Five years passed after the treaty without achieving anything in favor of Yemen while the Kingdom of Saudi Arabia obtained all it wanted, topped by the demarcation of borders with Yemen at the border points drawn by Riyadh.
“The two governments tend to calm down the nature of the exacerbating disputes between them and what is cited reflects the existence of a relations crisis that is expected to develop and call back the atmospheres of the cold war, which culminated before signing the border treaty at the beginning of the last decade,” the London-based Newspaper noted.
” The Yemeni government feels oppressed because Saudi Arabia does not abide by the accords reached as part of settling the border disputes allowing around one million Yemeni to work in Saudi Arabia after they were deported during the second Gulf war.”
Regarding the Yemeni-Saudi ties, al-Quds al-Arabi daily concluded: “if the news leaked by the Yemeni side is correct that Saudi Arabia supports the mounting Yemeni opposition, the relations between the two Arab countries will go from bad to worse and Saudi Arabia will be the big loser since its security situation is more fragile.
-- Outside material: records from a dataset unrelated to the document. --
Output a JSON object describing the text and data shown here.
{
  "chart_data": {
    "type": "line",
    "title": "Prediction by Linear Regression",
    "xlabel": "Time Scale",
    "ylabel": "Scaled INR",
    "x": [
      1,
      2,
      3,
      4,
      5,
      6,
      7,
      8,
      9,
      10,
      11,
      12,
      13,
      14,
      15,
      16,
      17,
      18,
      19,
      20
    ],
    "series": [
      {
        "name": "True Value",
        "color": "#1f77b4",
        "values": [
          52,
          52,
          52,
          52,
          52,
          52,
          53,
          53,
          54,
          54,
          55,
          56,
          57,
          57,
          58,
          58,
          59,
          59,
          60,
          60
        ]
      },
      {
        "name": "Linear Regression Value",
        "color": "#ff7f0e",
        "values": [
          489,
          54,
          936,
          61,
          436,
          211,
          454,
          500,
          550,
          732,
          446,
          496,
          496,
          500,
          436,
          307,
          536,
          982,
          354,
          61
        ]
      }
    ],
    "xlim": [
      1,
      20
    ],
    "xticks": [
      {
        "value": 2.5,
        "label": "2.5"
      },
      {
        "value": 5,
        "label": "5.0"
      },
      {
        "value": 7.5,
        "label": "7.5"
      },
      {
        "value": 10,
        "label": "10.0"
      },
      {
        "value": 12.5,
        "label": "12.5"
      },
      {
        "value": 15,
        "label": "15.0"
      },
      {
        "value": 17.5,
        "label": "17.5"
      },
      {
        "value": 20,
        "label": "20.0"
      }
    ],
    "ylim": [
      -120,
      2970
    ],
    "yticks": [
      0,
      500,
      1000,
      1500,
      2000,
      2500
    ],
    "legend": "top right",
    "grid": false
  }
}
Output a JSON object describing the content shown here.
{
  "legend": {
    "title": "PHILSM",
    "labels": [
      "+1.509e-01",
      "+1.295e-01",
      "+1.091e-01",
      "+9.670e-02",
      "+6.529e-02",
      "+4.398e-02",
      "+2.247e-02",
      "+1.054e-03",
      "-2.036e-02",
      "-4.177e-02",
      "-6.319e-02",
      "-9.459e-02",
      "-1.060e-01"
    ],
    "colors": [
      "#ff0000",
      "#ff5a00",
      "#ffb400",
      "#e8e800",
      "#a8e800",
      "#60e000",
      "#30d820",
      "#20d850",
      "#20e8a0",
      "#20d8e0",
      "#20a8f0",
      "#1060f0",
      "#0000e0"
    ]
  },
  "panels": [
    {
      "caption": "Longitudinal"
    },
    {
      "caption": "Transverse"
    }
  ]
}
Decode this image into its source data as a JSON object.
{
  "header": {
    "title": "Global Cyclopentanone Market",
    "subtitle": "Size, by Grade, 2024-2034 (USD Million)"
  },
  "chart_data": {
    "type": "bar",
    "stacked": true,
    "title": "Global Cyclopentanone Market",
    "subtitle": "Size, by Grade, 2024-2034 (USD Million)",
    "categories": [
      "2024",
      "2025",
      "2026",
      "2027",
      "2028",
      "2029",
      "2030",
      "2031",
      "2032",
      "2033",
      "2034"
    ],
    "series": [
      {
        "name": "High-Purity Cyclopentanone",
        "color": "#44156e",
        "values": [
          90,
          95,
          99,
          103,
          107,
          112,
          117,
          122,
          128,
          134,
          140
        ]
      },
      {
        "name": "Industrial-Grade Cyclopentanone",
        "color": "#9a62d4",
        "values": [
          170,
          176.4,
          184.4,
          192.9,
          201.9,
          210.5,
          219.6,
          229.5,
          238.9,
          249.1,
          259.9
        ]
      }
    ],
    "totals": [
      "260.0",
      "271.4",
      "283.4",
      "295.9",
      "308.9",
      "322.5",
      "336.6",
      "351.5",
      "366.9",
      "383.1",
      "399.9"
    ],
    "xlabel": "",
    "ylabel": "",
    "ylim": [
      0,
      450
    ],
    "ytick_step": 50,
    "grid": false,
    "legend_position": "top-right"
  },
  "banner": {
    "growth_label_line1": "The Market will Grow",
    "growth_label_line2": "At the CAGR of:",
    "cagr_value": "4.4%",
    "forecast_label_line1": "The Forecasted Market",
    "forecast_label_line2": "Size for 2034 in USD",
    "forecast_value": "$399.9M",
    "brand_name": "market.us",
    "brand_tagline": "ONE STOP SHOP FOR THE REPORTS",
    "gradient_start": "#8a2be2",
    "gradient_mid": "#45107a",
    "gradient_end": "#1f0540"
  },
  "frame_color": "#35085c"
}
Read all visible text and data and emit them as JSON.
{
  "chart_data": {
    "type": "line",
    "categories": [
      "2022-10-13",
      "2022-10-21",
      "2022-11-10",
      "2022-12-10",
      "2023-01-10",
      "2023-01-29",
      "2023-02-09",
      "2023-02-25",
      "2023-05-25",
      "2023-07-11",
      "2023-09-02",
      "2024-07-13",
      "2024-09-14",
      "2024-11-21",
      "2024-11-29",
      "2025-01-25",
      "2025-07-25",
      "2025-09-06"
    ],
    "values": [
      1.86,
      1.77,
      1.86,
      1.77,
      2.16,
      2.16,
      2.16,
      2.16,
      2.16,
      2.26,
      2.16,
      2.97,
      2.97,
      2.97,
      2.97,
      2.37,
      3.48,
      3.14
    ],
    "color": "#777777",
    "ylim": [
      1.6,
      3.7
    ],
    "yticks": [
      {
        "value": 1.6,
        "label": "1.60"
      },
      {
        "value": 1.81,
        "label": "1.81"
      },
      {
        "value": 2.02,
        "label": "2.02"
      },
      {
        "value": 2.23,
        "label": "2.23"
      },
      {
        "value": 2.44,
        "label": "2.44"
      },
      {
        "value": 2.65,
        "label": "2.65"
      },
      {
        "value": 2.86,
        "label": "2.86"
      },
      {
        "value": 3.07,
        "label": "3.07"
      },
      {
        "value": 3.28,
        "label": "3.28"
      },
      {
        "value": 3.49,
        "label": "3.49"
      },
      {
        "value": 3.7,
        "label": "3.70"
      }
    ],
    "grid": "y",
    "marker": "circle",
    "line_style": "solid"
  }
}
If the Yemeni government does not have a hand in stopping all the operations of weapon trafficking to members of al-Qaeda Organization in Saudi Arabia, this will destroy the successful achievements scored by the Saudi security authorities over the last few months in besieging and contracting al-Qa'eda activities.
Additionally, Saudi Arabia experiences border crises with most of its neighbors such as the U.A.E., Qatar and Kuwait, its relations with Oman and Bahrain is not good, and its relations with Iraq are somehow mysterious, according to the London-based Newspaper.